My own little cat, my Fuci, must dwell among those cats; whether idyllic or beastly I do not know, but certainly unrecognizable. Unrecognizable for me as well, though I watch over his development and even see him in my dreams, when I dream that he is a leopard. I see him as a leopard, like an ordinary father whose son has surpassed his aspirations and taken on the proportions of a giant. A normal father, unable to stifle an inner voice that calls him, simply, son.
Thus I call my Fuci-leopard Fuci, nothing more. Fuci, I say to him, as a greeting and show of affection, when I visit him in the field in the park where he reenacts an old custom of his from his days as a cat. Back then, curled up and drowsing, he would sidle up next to any saucepan that smelled good. Now that he’s a leopard, he drowses in the field where three hens are pecking, waiting, I suppose, for their death, so he can eat them without lapsing into flagrant criminality. While he waits, needs have arisen which, though they don’t make him forget his longing, relegate it to the condition of a possibly ruined hope, and have imposed another life on him and another situation. His present state is that of a head of household. He lives, with his cubs and his chosen one – who puts me in mind of a hyena, and may even be one – in an abandoned oven, where the field’s verdure goes dead, unable to make inroads into the salt earth. My Fuci-leopard lets no one approach him, save for me, though the presence of his wife, who doesn’t care for me at all, disrupts our communication a bit. At those times, I limit myself to standing at a distance from the oven and looking, just looking; and while I look, I utter the name Fuci, as in a one-sided conversation, for all that intimate and caring. Because now I see in Fuci’s visage, sad and tenuously severe, the burden of obligations, and I think, no matter how much a leopard he is, deep down he’s just a cat, and they can’t weigh a cat down with so much responsibility. I know this well, from my personal experience, as a man.
If he returns now, from the roofs and his allotment of love, he will find in me, beyond the customary protectiveness shown by man to
cat, the solidarity of those whose problems have gotten the best of them.
It must be him, and tonight he must be a leopard, judging by his strength and ungainliness as he opens my door.
No.
It’s not him. It’s a man, a man whose presence is perplexing. I have a second to see he doesn’t need a knife or gun to kill me, and neither is in view; and a second to see that, if he weren’t there, the sky could be beautiful, revealed through the open door.
Fortunately, I’m a boy and still have many years left.

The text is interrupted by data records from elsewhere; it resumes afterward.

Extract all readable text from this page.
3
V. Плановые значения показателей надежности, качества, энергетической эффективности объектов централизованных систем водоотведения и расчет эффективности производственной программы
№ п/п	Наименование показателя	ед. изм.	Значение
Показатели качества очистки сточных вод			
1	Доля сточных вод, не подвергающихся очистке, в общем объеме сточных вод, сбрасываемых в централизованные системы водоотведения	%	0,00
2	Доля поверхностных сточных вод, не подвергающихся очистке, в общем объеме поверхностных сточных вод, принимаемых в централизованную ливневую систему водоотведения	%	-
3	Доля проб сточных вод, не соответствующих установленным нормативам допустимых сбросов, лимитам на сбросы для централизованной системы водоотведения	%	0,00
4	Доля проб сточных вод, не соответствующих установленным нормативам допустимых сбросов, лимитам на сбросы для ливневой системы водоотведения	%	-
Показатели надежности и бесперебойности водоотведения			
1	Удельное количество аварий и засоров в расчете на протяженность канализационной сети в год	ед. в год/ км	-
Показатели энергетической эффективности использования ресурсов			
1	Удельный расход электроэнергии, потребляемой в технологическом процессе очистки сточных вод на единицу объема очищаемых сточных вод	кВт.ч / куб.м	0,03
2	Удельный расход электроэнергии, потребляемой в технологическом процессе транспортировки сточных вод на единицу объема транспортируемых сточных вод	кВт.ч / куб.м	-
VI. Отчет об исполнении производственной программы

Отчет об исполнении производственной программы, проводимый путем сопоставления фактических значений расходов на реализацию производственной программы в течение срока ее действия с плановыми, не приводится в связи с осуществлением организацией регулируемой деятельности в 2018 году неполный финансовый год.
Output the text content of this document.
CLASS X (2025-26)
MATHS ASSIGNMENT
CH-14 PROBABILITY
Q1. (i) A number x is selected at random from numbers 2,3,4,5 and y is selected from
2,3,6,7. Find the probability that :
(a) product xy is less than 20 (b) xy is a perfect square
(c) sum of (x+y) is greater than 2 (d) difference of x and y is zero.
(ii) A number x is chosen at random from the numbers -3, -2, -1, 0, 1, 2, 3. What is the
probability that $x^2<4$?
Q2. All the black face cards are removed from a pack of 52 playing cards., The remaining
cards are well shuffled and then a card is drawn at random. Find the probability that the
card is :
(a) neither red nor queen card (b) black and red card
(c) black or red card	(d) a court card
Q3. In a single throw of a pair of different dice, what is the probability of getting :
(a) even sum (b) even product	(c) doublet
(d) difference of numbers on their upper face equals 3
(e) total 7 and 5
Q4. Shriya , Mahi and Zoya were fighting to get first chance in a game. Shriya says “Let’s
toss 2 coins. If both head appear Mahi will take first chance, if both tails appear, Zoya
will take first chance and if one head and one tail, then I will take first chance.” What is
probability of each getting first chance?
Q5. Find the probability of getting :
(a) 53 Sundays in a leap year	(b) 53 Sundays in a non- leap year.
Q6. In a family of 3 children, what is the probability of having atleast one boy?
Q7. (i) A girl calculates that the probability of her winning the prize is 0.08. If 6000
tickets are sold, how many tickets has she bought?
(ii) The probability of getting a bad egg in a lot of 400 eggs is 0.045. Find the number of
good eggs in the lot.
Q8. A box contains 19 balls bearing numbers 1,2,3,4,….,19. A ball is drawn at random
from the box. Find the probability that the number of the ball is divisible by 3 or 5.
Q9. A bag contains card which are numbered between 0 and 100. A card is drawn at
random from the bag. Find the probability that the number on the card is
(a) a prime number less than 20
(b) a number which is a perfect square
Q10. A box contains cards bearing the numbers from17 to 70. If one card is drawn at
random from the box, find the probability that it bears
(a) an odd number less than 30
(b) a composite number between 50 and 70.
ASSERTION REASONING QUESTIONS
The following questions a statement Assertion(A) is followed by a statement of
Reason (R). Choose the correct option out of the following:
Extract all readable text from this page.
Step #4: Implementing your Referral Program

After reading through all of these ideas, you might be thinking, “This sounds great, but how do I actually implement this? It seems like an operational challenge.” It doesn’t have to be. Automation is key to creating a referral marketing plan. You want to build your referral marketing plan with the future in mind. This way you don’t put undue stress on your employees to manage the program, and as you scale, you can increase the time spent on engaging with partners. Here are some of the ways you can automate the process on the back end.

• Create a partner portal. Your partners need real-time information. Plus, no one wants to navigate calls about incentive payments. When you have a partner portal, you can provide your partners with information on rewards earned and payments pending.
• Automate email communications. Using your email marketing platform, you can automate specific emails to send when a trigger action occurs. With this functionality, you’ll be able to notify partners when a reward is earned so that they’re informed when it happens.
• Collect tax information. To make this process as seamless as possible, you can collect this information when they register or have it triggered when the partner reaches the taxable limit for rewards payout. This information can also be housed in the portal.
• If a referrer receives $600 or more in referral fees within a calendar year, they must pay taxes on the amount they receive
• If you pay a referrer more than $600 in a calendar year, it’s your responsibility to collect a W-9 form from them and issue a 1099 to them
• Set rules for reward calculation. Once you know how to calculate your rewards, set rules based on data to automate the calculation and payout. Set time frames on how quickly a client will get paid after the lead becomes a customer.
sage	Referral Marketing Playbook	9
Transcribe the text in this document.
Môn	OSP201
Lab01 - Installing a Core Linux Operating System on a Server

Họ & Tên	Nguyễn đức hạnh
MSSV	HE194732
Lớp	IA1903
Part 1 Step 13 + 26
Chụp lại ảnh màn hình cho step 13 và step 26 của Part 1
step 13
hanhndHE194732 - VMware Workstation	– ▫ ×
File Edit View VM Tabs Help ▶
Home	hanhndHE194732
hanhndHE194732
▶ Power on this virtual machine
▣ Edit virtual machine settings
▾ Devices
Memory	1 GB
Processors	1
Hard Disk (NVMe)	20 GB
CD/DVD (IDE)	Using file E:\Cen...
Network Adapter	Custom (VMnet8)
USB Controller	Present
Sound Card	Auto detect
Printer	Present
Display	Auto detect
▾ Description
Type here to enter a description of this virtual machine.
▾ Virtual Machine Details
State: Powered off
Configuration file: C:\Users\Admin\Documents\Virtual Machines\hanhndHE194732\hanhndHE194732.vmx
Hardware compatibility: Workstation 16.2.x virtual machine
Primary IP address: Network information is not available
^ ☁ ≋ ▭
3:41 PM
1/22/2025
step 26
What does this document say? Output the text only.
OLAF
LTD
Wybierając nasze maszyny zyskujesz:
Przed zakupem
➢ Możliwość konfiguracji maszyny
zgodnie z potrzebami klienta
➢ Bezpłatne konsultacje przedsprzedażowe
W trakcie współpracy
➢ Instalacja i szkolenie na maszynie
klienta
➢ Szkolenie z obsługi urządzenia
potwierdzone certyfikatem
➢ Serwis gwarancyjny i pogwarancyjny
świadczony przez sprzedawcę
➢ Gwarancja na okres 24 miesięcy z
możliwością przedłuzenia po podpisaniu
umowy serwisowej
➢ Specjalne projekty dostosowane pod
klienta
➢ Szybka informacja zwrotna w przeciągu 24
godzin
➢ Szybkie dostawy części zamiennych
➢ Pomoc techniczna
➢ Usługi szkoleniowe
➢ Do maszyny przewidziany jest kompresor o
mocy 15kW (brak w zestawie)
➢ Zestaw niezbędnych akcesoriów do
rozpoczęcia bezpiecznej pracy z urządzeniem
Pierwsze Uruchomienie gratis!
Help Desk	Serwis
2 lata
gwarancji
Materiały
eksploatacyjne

But how will I free my Fuci from that lawbreaker?
from Clear Stories (1957)
Huddled
In the house, now bereft of the mother, the boy moves softly from room to room. He looks through them slowly, as if discovering their contents or the height of the walls anew.
His aunt doesn’t interest him for those few hours she stays there, taking care of the kitchen and the washing. Silence reigns between them like oblivion.
He only trusts his father, he takes refuge in him, during his midday break from work and at night, which he always hopes will be long.
Unusually, his father stays home one weekday afternoon. The boy is happy. But some men come, and they take the furnishings from the dining room and leave them on the curb. His father is giving them orders. The boy goes to the kitchen, and the father observes him, without speaking, from what may be a natural diffidence, accentuated by events. Then the men walk into the kitchen, saying “Now it’s time for the kitchen,” because they need to take away the cupboard and the table. The boy can tell, and he slips off to the lonely courtyard, where there’s nothing but a few crates of rubbish, and he hides behind the crates. His father watches him, comparing him glumly to a frightened little mouse.